What is GDPR?
GDPR (General Data Protection Regulation) is data protection and privacy law that enforces organizations to protect personal data of EU (European Citizens), giving more control to individuals over their personal data.
It not only includes EU and EEA (European Economic Area) but it also applies to any globally-present companies that are associated with storing or processing personal data of EU residents.
The GDPR, consisting of 7 principles, 173+ regulations, and 99 articles, mandates new approaches to data security by provisioning legislative solutions to data breaches and ensure confidentiality and privacy of personal data.
How ISO:27001 And GDPR Related With Each Other?
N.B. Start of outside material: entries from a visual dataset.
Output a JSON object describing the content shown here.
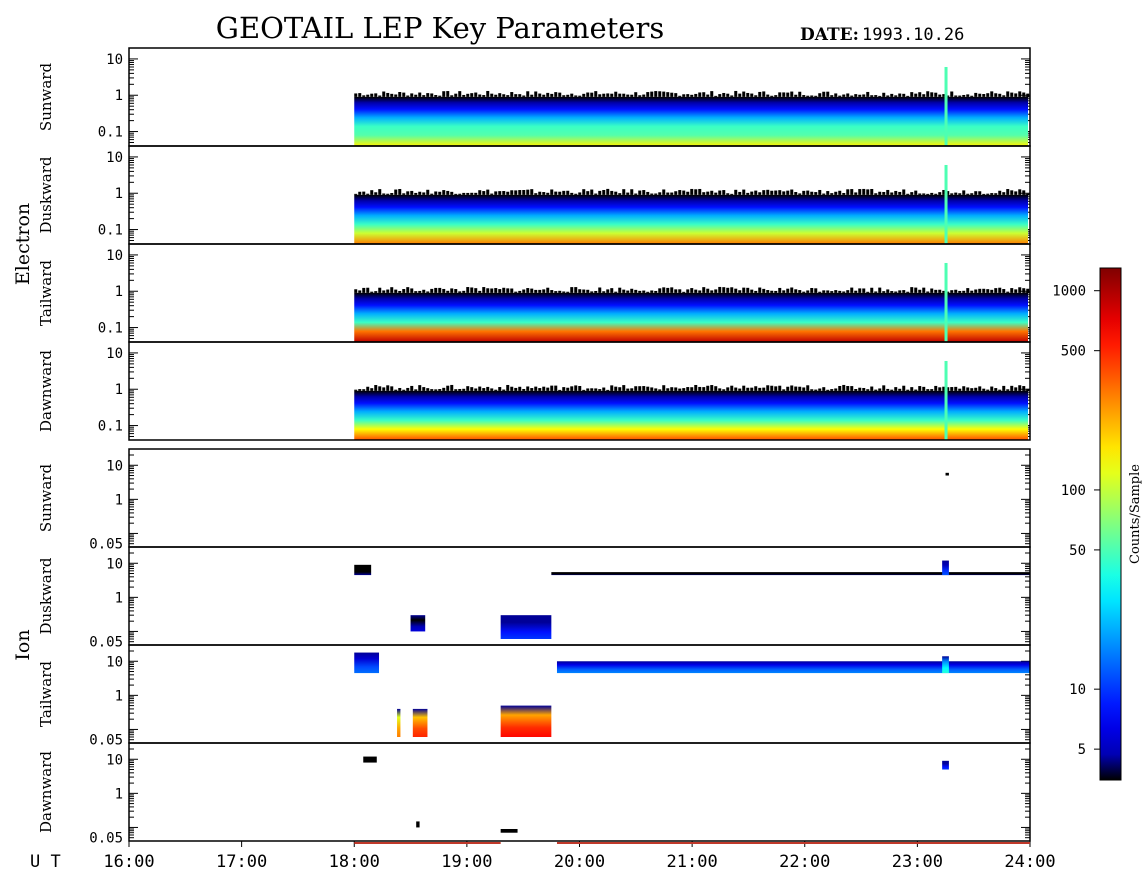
{
  "chart_data": {
    "type": "heatmap",
    "title": "GEOTAIL LEP Key Parameters",
    "date_label": "DATE:",
    "date": "1993.10.26",
    "time_axis_label": "U T",
    "time_range_hours": [
      16,
      24
    ],
    "time_ticks": [
      "16:00",
      "17:00",
      "18:00",
      "19:00",
      "20:00",
      "21:00",
      "22:00",
      "23:00",
      "24:00"
    ],
    "colorbar": {
      "label": "Counts/Sample",
      "scale": "log",
      "range": [
        3.5,
        1300
      ],
      "ticks": [
        {
          "value": 5,
          "label": "5"
        },
        {
          "value": 10,
          "label": "10"
        },
        {
          "value": 50,
          "label": "50"
        },
        {
          "value": 100,
          "label": "100"
        },
        {
          "value": 500,
          "label": "500"
        },
        {
          "value": 1000,
          "label": "1000"
        }
      ]
    },
    "groups": [
      {
        "name": "Electron",
        "y_scale": "log",
        "y_range": [
          0.04,
          20
        ],
        "y_ticks": [
          "10",
          "1",
          "0.1"
        ],
        "panels": [
          {
            "name": "Sunward",
            "data_start_ut": 18.0,
            "upper_edge_energy": 0.9,
            "peak_intensity": 150
          },
          {
            "name": "Duskward",
            "data_start_ut": 18.0,
            "upper_edge_energy": 0.9,
            "peak_intensity": 300
          },
          {
            "name": "Tailward",
            "data_start_ut": 18.0,
            "upper_edge_energy": 0.9,
            "peak_intensity": 900
          },
          {
            "name": "Dawnward",
            "data_start_ut": 18.0,
            "upper_edge_energy": 0.9,
            "peak_intensity": 400
          }
        ]
      },
      {
        "name": "Ion",
        "y_scale": "log",
        "y_range": [
          0.04,
          30
        ],
        "y_ticks": [
          "10",
          "1",
          "0.05"
        ],
        "panels": [
          {
            "name": "Sunward",
            "blocks": [
              {
                "t0": 23.25,
                "t1": 23.28,
                "e_low": 5,
                "e_high": 6,
                "intensity": 3
              }
            ]
          },
          {
            "name": "Duskward",
            "blocks": [
              {
                "t0": 18.0,
                "t1": 18.15,
                "e_low": 4.5,
                "e_high": 9,
                "intensity": 4
              },
              {
                "t0": 18.5,
                "t1": 18.63,
                "e_low": 0.1,
                "e_high": 0.3,
                "intensity": 6
              },
              {
                "t0": 19.3,
                "t1": 19.75,
                "e_low": 0.06,
                "e_high": 0.3,
                "intensity": 10
              },
              {
                "t0": 19.75,
                "t1": 24.0,
                "e_low": 4.5,
                "e_high": 5.5,
                "intensity": 4
              },
              {
                "t0": 23.22,
                "t1": 23.28,
                "e_low": 4.5,
                "e_high": 12,
                "intensity": 12
              }
            ]
          },
          {
            "name": "Tailward",
            "blocks": [
              {
                "t0": 18.0,
                "t1": 18.22,
                "e_low": 4.5,
                "e_high": 18,
                "intensity": 14
              },
              {
                "t0": 18.38,
                "t1": 18.41,
                "e_low": 0.06,
                "e_high": 0.4,
                "intensity": 300
              },
              {
                "t0": 18.52,
                "t1": 18.65,
                "e_low": 0.06,
                "e_high": 0.4,
                "intensity": 500
              },
              {
                "t0": 19.3,
                "t1": 19.75,
                "e_low": 0.06,
                "e_high": 0.5,
                "intensity": 600
              },
              {
                "t0": 19.8,
                "t1": 24.0,
                "e_low": 4.5,
                "e_high": 10,
                "intensity": 16
              },
              {
                "t0": 23.22,
                "t1": 23.28,
                "e_low": 4.5,
                "e_high": 14,
                "intensity": 40
              }
            ]
          },
          {
            "name": "Dawnward",
            "blocks": [
              {
                "t0": 18.08,
                "t1": 18.2,
                "e_low": 8,
                "e_high": 12,
                "intensity": 3
              },
              {
                "t0": 18.55,
                "t1": 18.58,
                "e_low": 0.1,
                "e_high": 0.15,
                "intensity": 3
              },
              {
                "t0": 19.3,
                "t1": 19.45,
                "e_low": 0.07,
                "e_high": 0.09,
                "intensity": 3
              },
              {
                "t0": 23.22,
                "t1": 23.28,
                "e_low": 5,
                "e_high": 9,
                "intensity": 10
              }
            ]
          }
        ]
      }
    ],
    "bottom_status_bar": [
      {
        "t0": 18.0,
        "t1": 19.3,
        "status": "flagged"
      },
      {
        "t0": 19.8,
        "t1": 24.0,
        "status": "flagged"
      }
    ],
    "colors": {
      "status_bar": "#c0392b",
      "frame": "#000000"
    }
  }
}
Similar to GDPR in essence, ISO:27001 is an international information security standard that helps companies adopt best practices for implementing and maintaining an Information Security Management System (ISMS). It aims to control data security, integrity, and availability by helping companies to follow legal ISO Compliance.
While GDPR and ISO standards both have a fundamental thing in common, i.e. data security controls, both indicate several similar rules for data security. There are several differences exist between GDPR and ISO, but both are aiming to reduce cyber threats and mitigate external or internal security violations.
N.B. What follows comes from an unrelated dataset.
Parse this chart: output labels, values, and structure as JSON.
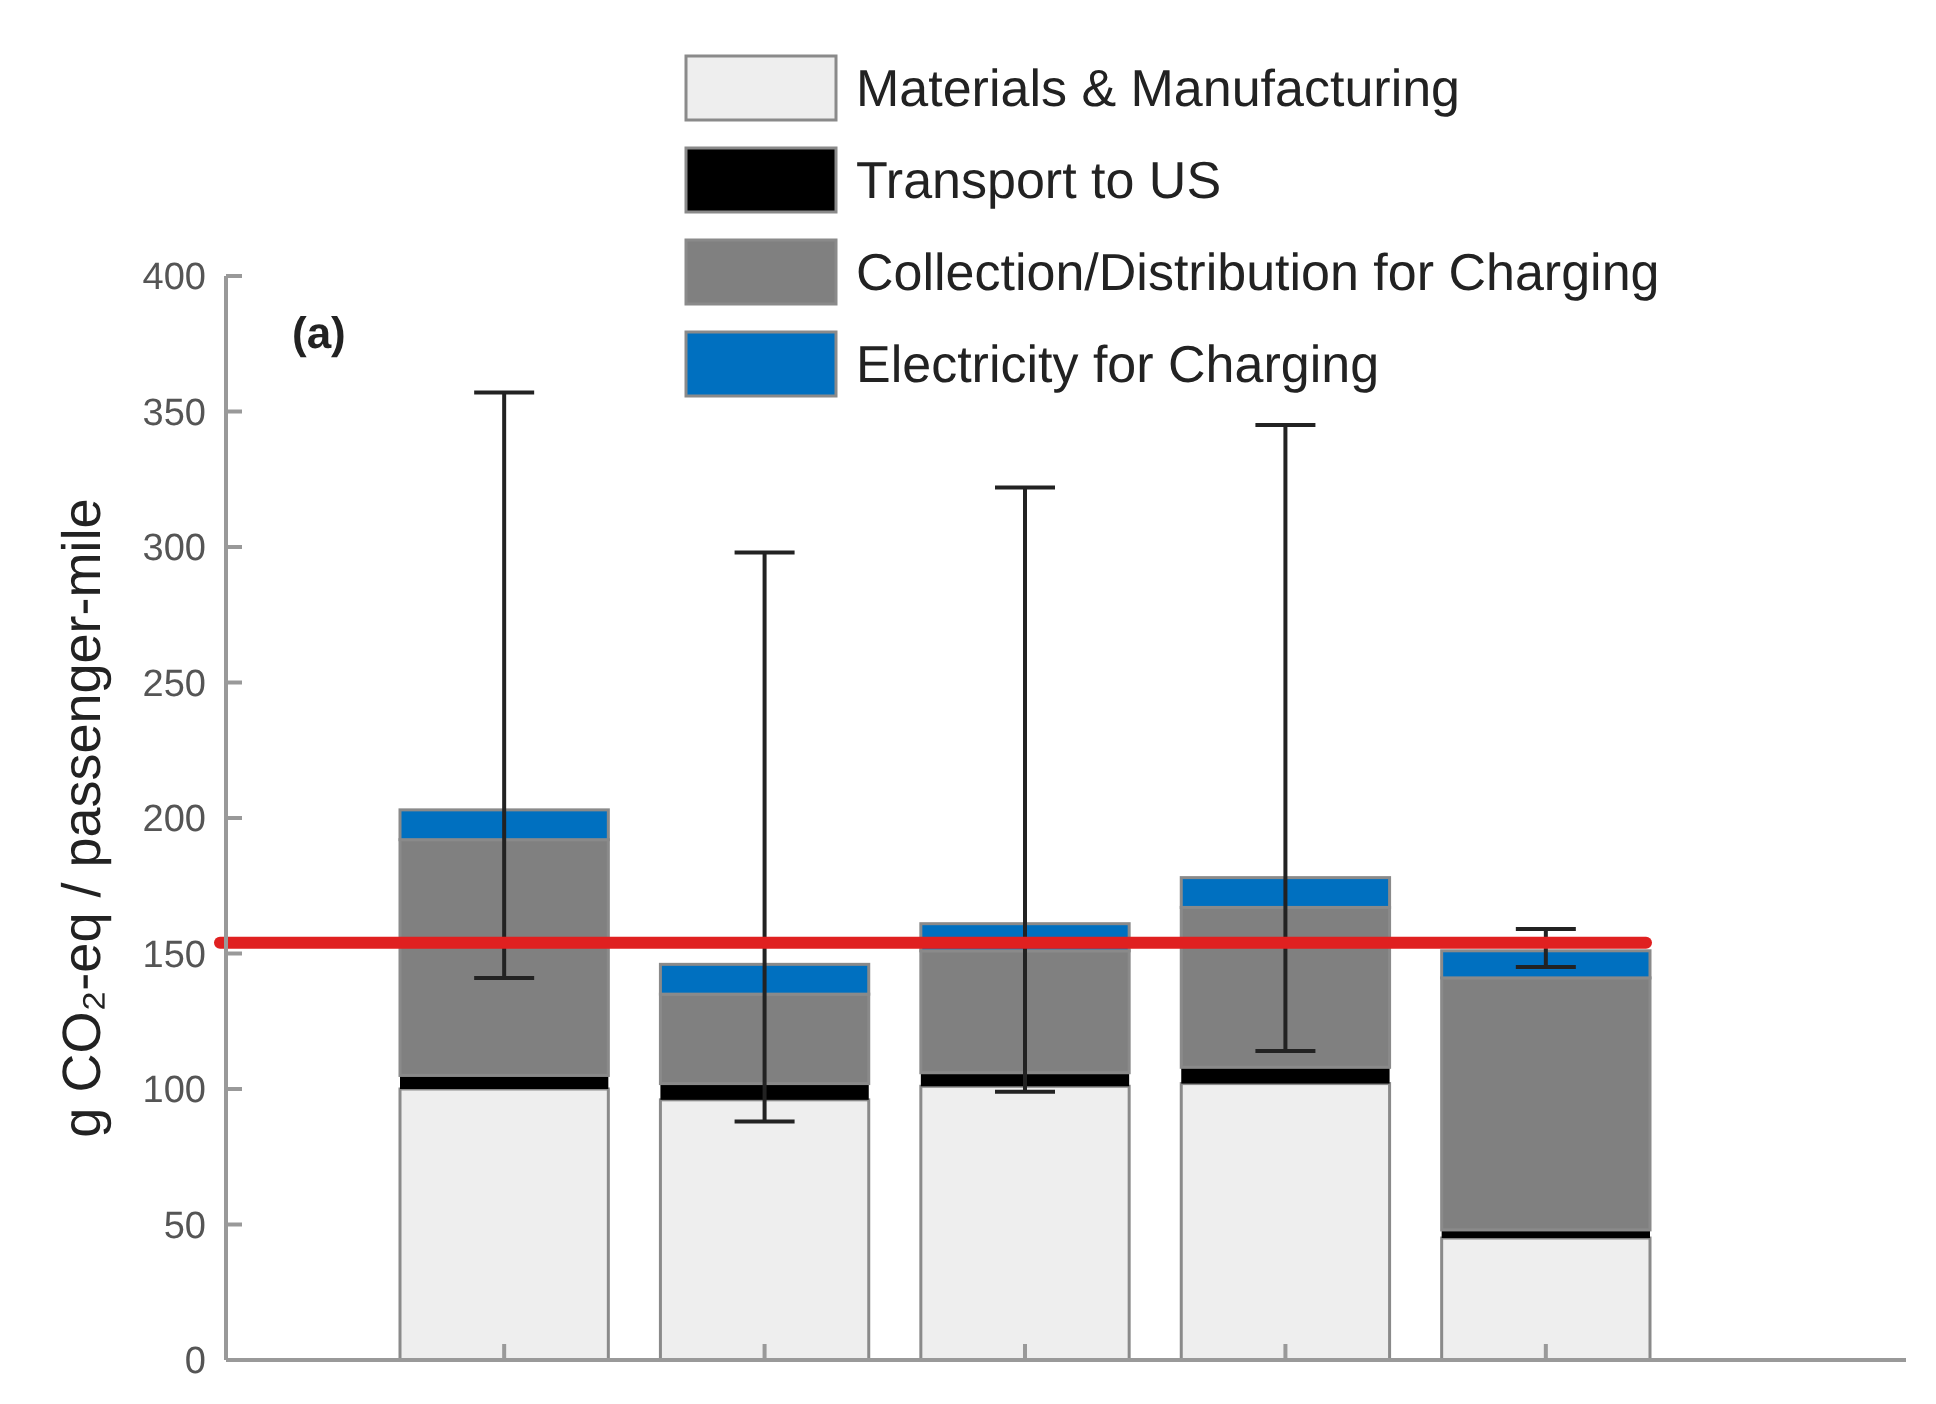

The similarity between both these standards includes:
- Data Integrity, Availability, Confidentiality
- Risk Assessment
- Notification Of Data Breaches
- Data Protection Measures
- Documenting Security Processes
How SPEC INDIA is GDPR-Compliant?
With globally-present clientele, and especially in the European region, we have taken several considerations into account to safeguard data at every level.
GDPR Practices We Follow To Ensure GDPR-Readiness
- Deletion/Modification Of Data
According to GDPR standards, EU citizens have rights to ask for data erasure and modification of data
- Data Protection Officer
We have appointed DPO ( Data Protection Officer) who oversees data protection strategy and ensures compliance with GDPR
- Encrypted Data
Our system stores encrypted data and manage end-to-end security controls while processing
- Secure Communication Channels
We use secure communication channels to ensure complete security and privacy of communication
- Consent of Users
- Notification of Breaches
We ensure, when a data breach occurs, we report that within 72 hours.
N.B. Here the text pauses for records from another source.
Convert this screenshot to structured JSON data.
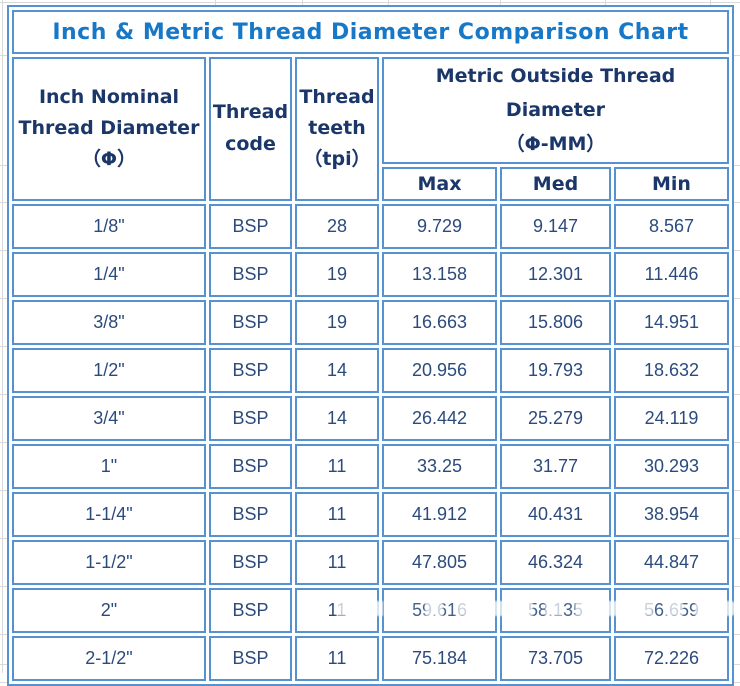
{
  "title": "Inch & Metric Thread Diameter Comparison Chart",
  "colors": {
    "border_blue": "#5592cf",
    "title_blue": "#1778c8",
    "header_navy": "#1b3769",
    "data_navy": "#2b4a7e",
    "gridline_gray": "#d9d9d9"
  },
  "headers": {
    "inch_col": [
      "Inch Nominal",
      "Thread Diameter",
      "（Φ）"
    ],
    "code_col": [
      "Thread",
      "code"
    ],
    "teeth_col": [
      "Thread",
      "teeth",
      "（tpi）"
    ],
    "metric_group": [
      "Metric Outside Thread Diameter",
      "（Φ-MM）"
    ],
    "max": "Max",
    "med": "Med",
    "min": "Min"
  },
  "rows": [
    {
      "inch": "1/8\"",
      "code": "BSP",
      "tpi": "28",
      "max": "9.729",
      "med": "9.147",
      "min": "8.567"
    },
    {
      "inch": "1/4\"",
      "code": "BSP",
      "tpi": "19",
      "max": "13.158",
      "med": "12.301",
      "min": "11.446"
    },
    {
      "inch": "3/8\"",
      "code": "BSP",
      "tpi": "19",
      "max": "16.663",
      "med": "15.806",
      "min": "14.951"
    },
    {
      "inch": "1/2\"",
      "code": "BSP",
      "tpi": "14",
      "max": "20.956",
      "med": "19.793",
      "min": "18.632"
    },
    {
      "inch": "3/4\"",
      "code": "BSP",
      "tpi": "14",
      "max": "26.442",
      "med": "25.279",
      "min": "24.119"
    },
    {
      "inch": "1\"",
      "code": "BSP",
      "tpi": "11",
      "max": "33.25",
      "med": "31.77",
      "min": "30.293"
    },
    {
      "inch": "1-1/4\"",
      "code": "BSP",
      "tpi": "11",
      "max": "41.912",
      "med": "40.431",
      "min": "38.954"
    },
    {
      "inch": "1-1/2\"",
      "code": "BSP",
      "tpi": "11",
      "max": "47.805",
      "med": "46.324",
      "min": "44.847"
    },
    {
      "inch": "2\"",
      "code": "BSP",
      "tpi": "11",
      "max": "59.616",
      "med": "58.135",
      "min": "56.659"
    },
    {
      "inch": "2-1/2\"",
      "code": "BSP",
      "tpi": "11",
      "max": "75.184",
      "med": "73.705",
      "min": "72.226"
    }
  ],
  "chart_data": {
    "type": "table",
    "title": "Inch & Metric Thread Diameter Comparison Chart",
    "columns": [
      "Inch Nominal Thread Diameter （Φ）",
      "Thread code",
      "Thread teeth （tpi）",
      "Max （Φ-MM）",
      "Med （Φ-MM）",
      "Min （Φ-MM）"
    ],
    "rows": [
      [
        "1/8\"",
        "BSP",
        28,
        9.729,
        9.147,
        8.567
      ],
      [
        "1/4\"",
        "BSP",
        19,
        13.158,
        12.301,
        11.446
      ],
      [
        "3/8\"",
        "BSP",
        19,
        16.663,
        15.806,
        14.951
      ],
      [
        "1/2\"",
        "BSP",
        14,
        20.956,
        19.793,
        18.632
      ],
      [
        "3/4\"",
        "BSP",
        14,
        26.442,
        25.279,
        24.119
      ],
      [
        "1\"",
        "BSP",
        11,
        33.25,
        31.77,
        30.293
      ],
      [
        "1-1/4\"",
        "BSP",
        11,
        41.912,
        40.431,
        38.954
      ],
      [
        "1-1/2\"",
        "BSP",
        11,
        47.805,
        46.324,
        44.847
      ],
      [
        "2\"",
        "BSP",
        11,
        59.616,
        58.135,
        56.659
      ],
      [
        "2-1/2\"",
        "BSP",
        11,
        75.184,
        73.705,
        72.226
      ]
    ]
  }
}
SPEC INDIA’s Security-First Approach For ISO And GDPR Compliance
- We have already initiated a drive to achieve ISO 27001 standard in 2nd quarter of 2019. We expect to get the certificate in the 4th quarter of 2019, ensuring complete security under control.
- Our QMS team maintains a healthy security structure enabling compliance with international data regulations
- To comply with GDPR regulations at every level, we have conducted internal sessions on GDPR.
- We constantly look forward to adopting the best security practices that are in line with GDPR compliance. Our teams are well aware of the importance of data security in the data-driven age, adopting best practice to strengthen data security controls and mitigate risks.